Let $$P(S)$$ denote the power set of $$S = \{1, 2, 3, \ldots, 10\}$$. Define the relations $$R_1$$ and $$R_2$$ on $$P(S)$$ as $$AR_1B$$ if $$(A \cap B^c) \cup (B \cap A^c) = \phi$$ and $$AR_2 B$$ if $$A \cup B^c = B \cup A^c, \forall A, B \in P(S)$$. Then :

The set $$S = \{1, 2, 3, \ldots, 10\}$$, and $$P(S)$$ is its power set. The relations $$R_1$$ and $$R_2$$ are defined on $$P(S)$$.

**Analysis of $$R_1$$:**

The relation $$A R_1 B$$ holds if $$(A \cap B^c) \cup (B \cap A^c) = \emptyset$$.
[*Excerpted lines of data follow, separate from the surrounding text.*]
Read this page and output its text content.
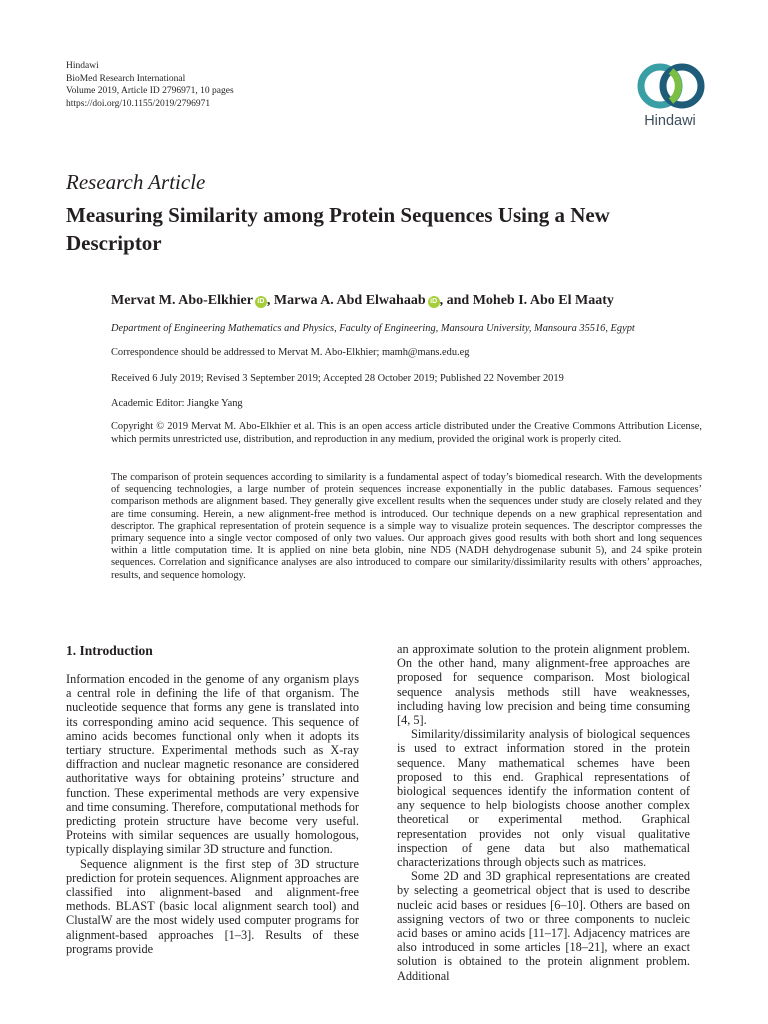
Hindawi
BioMed Research International
Volume 2019, Article ID 2796971, 10 pages
https://doi.org/10.1155/2019/2796971
Hindawi
Research Article
Measuring Similarity among Protein Sequences Using a New Descriptor
Mervat M. Abo-Elkhier iD , Marwa A. Abd Elwahaab iD , and Moheb I. Abo El Maaty
Department of Engineering Mathematics and Physics, Faculty of Engineering, Mansoura University, Mansoura 35516, Egypt
Correspondence should be addressed to Mervat M. Abo-Elkhier; mamh@mans.edu.eg
Received 6 July 2019; Revised 3 September 2019; Accepted 28 October 2019; Published 22 November 2019
Academic Editor: Jiangke Yang
Copyright © 2019 Mervat M. Abo-Elkhier et al. This is an open access article distributed under the Creative Commons Attribution License, which permits unrestricted use, distribution, and reproduction in any medium, provided the original work is properly cited.
The comparison of protein sequences according to similarity is a fundamental aspect of today’s biomedical research. With the developments of sequencing technologies, a large number of protein sequences increase exponentially in the public databases. Famous sequences’ comparison methods are alignment based. They generally give excellent results when the sequences under study are closely related and they are time consuming. Herein, a new alignment-free method is introduced. Our technique depends on a new graphical representation and descriptor. The graphical representation of protein sequence is a simple way to visualize protein sequences. The descriptor compresses the primary sequence into a single vector composed of only two values. Our approach gives good results with both short and long sequences within a little computation time. It is applied on nine beta globin, nine ND5 (NADH dehydrogenase subunit 5), and 24 spike protein sequences. Correlation and significance analyses are also introduced to compare our similarity/dissimilarity results with others’ approaches, results, and sequence homology.
1. Introduction

Information encoded in the genome of any organism plays a central role in defining the life of that organism. The nucleotide sequence that forms any gene is translated into its corresponding amino acid sequence. This sequence of amino acids becomes functional only when it adopts its tertiary structure. Experimental methods such as X-ray diffraction and nuclear magnetic resonance are considered authoritative ways for obtaining proteins’ structure and function. These experimental methods are very expensive and time consuming. Therefore, computational methods for predicting protein structure have become very useful. Proteins with similar sequences are usually homologous, typically displaying similar 3D structure and function.

Sequence alignment is the first step of 3D structure prediction for protein sequences. Alignment approaches are classified into alignment-based and alignment-free methods. BLAST (basic local alignment search tool) and ClustalW are the most widely used computer programs for alignment-based approaches [1–3]. Results of these programs provide

an approximate solution to the protein alignment problem. On the other hand, many alignment-free approaches are proposed for sequence comparison. Most biological sequence analysis methods still have weaknesses, including having low precision and being time consuming [4, 5].

Similarity/dissimilarity analysis of biological sequences is used to extract information stored in the protein sequence. Many mathematical schemes have been proposed to this end. Graphical representations of biological sequences identify the information content of any sequence to help biologists choose another complex theoretical or experimental method. Graphical representation provides not only visual qualitative inspection of gene data but also mathematical characterizations through objects such as matrices.

Some 2D and 3D graphical representations are created by selecting a geometrical object that is used to describe nucleic acid bases or residues [6–10]. Others are based on assigning vectors of two or three components to nucleic acid bases or amino acids [11–17]. Adjacency matrices are also introduced in some articles [18–21], where an exact solution is obtained to the protein alignment problem. Additional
Note that $$(A \cap B^c)$$ is the set of elements in $$A$$ but not in $$B$$, and $$(B \cap A^c)$$ is the set of elements in $$B$$ but not in $$A$$. Their union is the symmetric difference $$A \Delta B$$.

Thus, $$A R_1 B$$ iff $$A \Delta B = \emptyset$$.

$$A \Delta B = \emptyset$$ implies that $$A - B = \emptyset$$ and $$B - A = \emptyset$$, so $$A \subseteq B$$ and $$B \subseteq A$$, hence $$A = B$$.

Therefore, $$R_1$$ is the equality relation.

**Check for equivalence relation:**

- **Reflexive:** For any $$A \in P(S)$$, $$A = A$$, so $$(A \cap A^c) \cup (A \cap A^c) = \emptyset \cup \emptyset = \emptyset$$, thus $$A R_1 A$$.

- **Symmetric:** If $$A R_1 B$$, then $$A = B$$, so $$B = A$$, thus $$B R_1 A$$.

- **Transitive:** If $$A R_1 B$$ and $$B R_1 C$$, then $$A = B$$ and $$B = C$$, so $$A = C$$, thus $$A R_1 C$$.

Hence, $$R_1$$ is an equivalence relation.

**Analysis of $$R_2$$:**

The relation $$A R_2 B$$ holds if $$A \cup B^c = B \cup A^c$$.

Consider an element $$x \in S$$:

- If $$x \in A$$ and $$x \in B$$, then $$x \in A \cup B^c$$ and $$x \in B \cup A^c$$.

- If $$x \notin A$$ and $$x \notin B$$, then $$x \in B^c$$ (so $$x \in A \cup B^c$$) and $$x \in A^c$$ (so $$x \in B \cup A^c$$).

- If $$x \in A$$ but $$x \notin B$$, then $$x \in A \cup B^c$$, but $$x \notin B$$ and $$x \notin A^c$$ (since $$x \in A$$), so $$x \notin B \cup A^c$$. For equality, this case must not occur.

- Similarly, if $$x \in B$$ but $$x \notin A$$, then $$x \in B \cup A^c$$, but $$x \notin A \cup B^c$$. For equality, this case must not occur.

Thus, for all $$x$$, $$x$$ must be in both $$A$$ and $$B$$ or in neither, implying $$A = B$$.

Therefore, $$R_2$$ is also the equality relation.

**Check for equivalence relation:**

- **Reflexive:** For any $$A \in P(S)$$, $$A \cup A^c = S$$ and $$A \cup A^c = S$$, so $$A \cup A^c = A \cup A^c$$, thus $$A R_2 A$$.

- **Symmetric:** If $$A R_2 B$$, then $$A = B$$, so $$B = A$$, thus $$B R_2 A$$.

- **Transitive:** If $$A R_2 B$$ and $$B R_2 C$$, then $$A = B$$ and $$B = C$$, so $$A = C$$, thus $$A R_2 C$$.

Hence, $$R_2$$ is an equivalence relation.

Both $$R_1$$ and $$R_2$$ are equivalence relations. The correct option is A.

\boxed{$$\text{A}$$}